Spend a little Joseph time is these last few days of Advent preparation. And ponder in your own hearts the doubts you have, the inconveniences and changes in plans Immanuel has brought to your life, and what your own place and purpose is in this great story of salvation that centers on this Child who is Immanuel, God with us.

“Behold, the virgin shall conceive and bear a son, and they shall call his name Immanuel.” An old, dusty prophesy, first spoken to an evil king who was more worried about national security than anything the prophet had to say, comes to its final and fullest meaning here, in the womb of Mary and in the heart of Joseph. A virgin conceived by the power of the Holy Spirit, not simply against all odds but in spite of its impossibility. Even the biologists must bow the head and bend the knee at the awe and wonder, the mystery of Immanuel. God is with us.
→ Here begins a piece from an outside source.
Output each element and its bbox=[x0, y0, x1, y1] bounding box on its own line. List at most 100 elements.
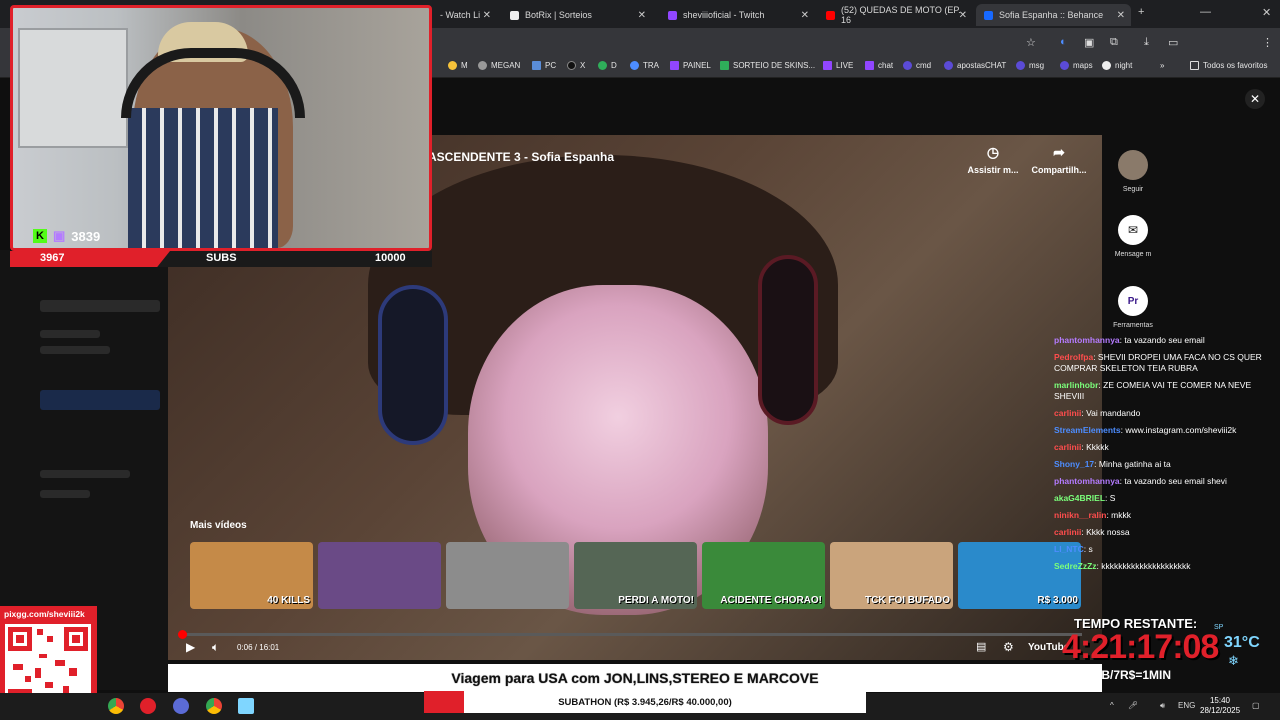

God is always with us. Without God, there is nothing. God doesn’t create by remote control, but by being present with His Word in, with, and under all things, calling them into being, holding them in existence. Were God to withdraw His presence from anything, that thing would cease to be, as though it never was. But Immanuel means something more than God being really present. It means God is present to save, to rescue, to redeem and raise up. That was the message to King Ahaz at the aqueduct: Stop what you’re doing and trust in the Lord. Stop trying to be the master of your own destiny and rely on the power of God to save you. Be still and know that God is God for you.

This baby in the womb of Mary is no stranger, no alien life form. He is the Word who made us, the Word who holds us and all things in existence, the Word who came to be with us in the most personal and intimate of ways, to embrace our humanity in His humanity, from cradle to grave, from the womb to the tomb – He is Immanuel, God with us. He is with us in baptismal water, in spoken Word, in eucharistic bread and wine. He is with us to free us, to forgive us, to raise and restore us.

And we, like Mary and Joseph, receive Him for who He is for us – Immanuel.

Oh come to us, abide with us, our Lord Immanuel.